No sábado, o presidente Jacob Zuma cancelou uma visita que faria à Indonésia para visitar um acampamento de imigrantes, ao sul de Durban. Zuma prometeu que iria "acabar com a violência” contra os estrangeiros no país.

A ministra disse que não foi fácil tomar a decisão de enviar o, devido às lembranças dolorosas deixadas pelas incursões do exército nos bairros pobres de Joannesburgo na época do Apartheid, nos anos 80 e 90. Ao mesmo tempo, Mapisa Nqakulaela garantiu que, se necessário, enviará soldados a outras localidades afetadas pela violência contra imigrantes.

Sem dar detalhes sobre os locais onde os soldados serão mobilizados, Mapisa Nqakula estima que "não é tarde demais para restabelecer a ordem". "Nós não estamos aqui para assumir o trabalho da polícia. Como não somos um Estado militarizado, as tropas entrarão gradualmente em ação. É o momento certo", observou a ministra.

Pressão no mercado de trabalho

O Fórum da Diáspora Africana, principal associação de imigrantes africanos no país, havia solicitado a intervenção do exército para proteger os estrangeiros. A onda de violência xenófoba registrada nas últimas duas semanas nas aglomerações de Durban e Joannesburgo deixaram, oficialmente, sete mortos e provocaram o deslocamento de milhares de pessoas. Hoje, os primeiros ônibus levando de volta vítimas de xenofobia chegaram ao Maláui e ao Zimbábue, dois países da região.

A África do Sul tem 50 milhões de habitantes e uma população de imigrantes estimada em 5 milhões de pessoas. A maioria dos imigrantes, vindos de países ainda mais pobres do continente, se instala nas periferias das grandes cidades sul-africanas, onde existem mais chances de encontrar trabalho. Porém, o índice de desemprego no país é elevado − chega a 25% da população e até 40% entre os jovens −, o que provoca tensões localizadas.

Na África do Sul, é comum os imigrantes serem responsabilizados por todos os males do país.

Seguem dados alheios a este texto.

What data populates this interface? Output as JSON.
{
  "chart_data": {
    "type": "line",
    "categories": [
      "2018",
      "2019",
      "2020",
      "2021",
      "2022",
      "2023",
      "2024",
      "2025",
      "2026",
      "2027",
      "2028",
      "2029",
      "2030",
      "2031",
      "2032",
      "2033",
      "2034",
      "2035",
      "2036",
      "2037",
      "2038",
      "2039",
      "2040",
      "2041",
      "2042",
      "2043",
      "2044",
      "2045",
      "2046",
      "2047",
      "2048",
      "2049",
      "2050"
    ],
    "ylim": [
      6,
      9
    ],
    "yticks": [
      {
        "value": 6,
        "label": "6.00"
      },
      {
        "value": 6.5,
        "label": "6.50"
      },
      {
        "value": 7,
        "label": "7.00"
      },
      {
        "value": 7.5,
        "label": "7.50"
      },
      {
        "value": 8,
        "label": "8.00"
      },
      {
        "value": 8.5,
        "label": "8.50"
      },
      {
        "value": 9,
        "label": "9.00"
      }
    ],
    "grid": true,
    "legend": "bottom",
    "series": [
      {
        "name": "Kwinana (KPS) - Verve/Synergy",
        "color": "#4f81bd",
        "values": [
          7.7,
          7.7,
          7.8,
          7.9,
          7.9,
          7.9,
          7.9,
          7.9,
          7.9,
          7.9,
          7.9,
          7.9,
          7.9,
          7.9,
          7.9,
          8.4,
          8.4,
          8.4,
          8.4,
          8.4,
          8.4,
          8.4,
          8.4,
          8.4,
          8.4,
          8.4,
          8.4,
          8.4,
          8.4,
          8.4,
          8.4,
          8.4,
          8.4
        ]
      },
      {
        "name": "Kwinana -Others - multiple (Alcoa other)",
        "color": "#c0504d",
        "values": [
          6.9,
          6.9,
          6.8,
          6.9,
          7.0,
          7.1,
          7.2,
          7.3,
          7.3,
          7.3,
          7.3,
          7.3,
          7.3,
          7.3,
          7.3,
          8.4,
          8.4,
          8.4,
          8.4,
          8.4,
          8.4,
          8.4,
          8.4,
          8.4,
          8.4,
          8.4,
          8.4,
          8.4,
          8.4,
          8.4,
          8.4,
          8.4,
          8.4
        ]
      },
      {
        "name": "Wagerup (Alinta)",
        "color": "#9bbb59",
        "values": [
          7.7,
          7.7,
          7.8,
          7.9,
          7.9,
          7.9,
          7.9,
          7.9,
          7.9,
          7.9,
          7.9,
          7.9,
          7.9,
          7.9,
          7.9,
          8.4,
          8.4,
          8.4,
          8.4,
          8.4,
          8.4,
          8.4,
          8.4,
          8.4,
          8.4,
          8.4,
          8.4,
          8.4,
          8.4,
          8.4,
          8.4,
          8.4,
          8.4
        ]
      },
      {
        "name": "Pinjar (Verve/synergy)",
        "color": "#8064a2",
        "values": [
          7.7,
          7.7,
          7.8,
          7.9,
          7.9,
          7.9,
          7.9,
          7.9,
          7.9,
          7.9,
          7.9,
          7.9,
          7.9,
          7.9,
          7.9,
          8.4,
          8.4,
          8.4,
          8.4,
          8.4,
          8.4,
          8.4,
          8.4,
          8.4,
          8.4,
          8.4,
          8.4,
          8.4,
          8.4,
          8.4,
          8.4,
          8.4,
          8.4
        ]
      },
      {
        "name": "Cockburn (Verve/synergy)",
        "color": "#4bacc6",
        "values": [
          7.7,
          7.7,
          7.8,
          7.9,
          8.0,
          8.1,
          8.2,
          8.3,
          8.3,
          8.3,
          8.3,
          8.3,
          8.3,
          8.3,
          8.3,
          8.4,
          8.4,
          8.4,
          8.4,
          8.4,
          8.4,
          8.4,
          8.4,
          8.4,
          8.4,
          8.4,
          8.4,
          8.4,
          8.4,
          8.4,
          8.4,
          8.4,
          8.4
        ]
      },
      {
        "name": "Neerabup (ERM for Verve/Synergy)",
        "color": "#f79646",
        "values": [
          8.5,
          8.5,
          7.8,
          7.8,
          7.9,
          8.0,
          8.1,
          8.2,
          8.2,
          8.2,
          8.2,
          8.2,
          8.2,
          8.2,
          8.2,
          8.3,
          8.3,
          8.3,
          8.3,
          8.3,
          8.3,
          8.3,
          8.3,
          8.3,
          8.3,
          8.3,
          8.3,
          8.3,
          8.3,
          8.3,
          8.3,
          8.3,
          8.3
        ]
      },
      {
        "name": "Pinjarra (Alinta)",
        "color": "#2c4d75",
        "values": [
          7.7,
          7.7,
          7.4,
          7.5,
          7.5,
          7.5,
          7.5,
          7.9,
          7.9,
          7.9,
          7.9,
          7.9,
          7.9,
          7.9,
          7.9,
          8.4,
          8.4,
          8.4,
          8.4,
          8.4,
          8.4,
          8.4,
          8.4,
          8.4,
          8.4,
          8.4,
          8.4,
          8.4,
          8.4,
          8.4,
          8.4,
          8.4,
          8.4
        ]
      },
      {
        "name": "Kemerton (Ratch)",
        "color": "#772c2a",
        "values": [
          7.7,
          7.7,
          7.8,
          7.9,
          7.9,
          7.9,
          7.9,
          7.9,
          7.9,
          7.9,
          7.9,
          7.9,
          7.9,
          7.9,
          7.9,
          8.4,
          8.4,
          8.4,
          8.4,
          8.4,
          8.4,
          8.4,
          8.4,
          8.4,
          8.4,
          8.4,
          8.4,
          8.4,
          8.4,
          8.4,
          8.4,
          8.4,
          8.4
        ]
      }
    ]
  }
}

Em março, o rei Zulu, Goodwill Zwelithini, convocou os estrangeiros a fazerem as malas e a irem embora. Logo em seguida, começou a atual onda de violência xenófoba, embora o rei zulu negue ter qualquer responsabilidade sobre os incidentes. Em uma outra onda de violência xenófoba ocorrida em 2008, 60 estrangeiros foram assassinados no país.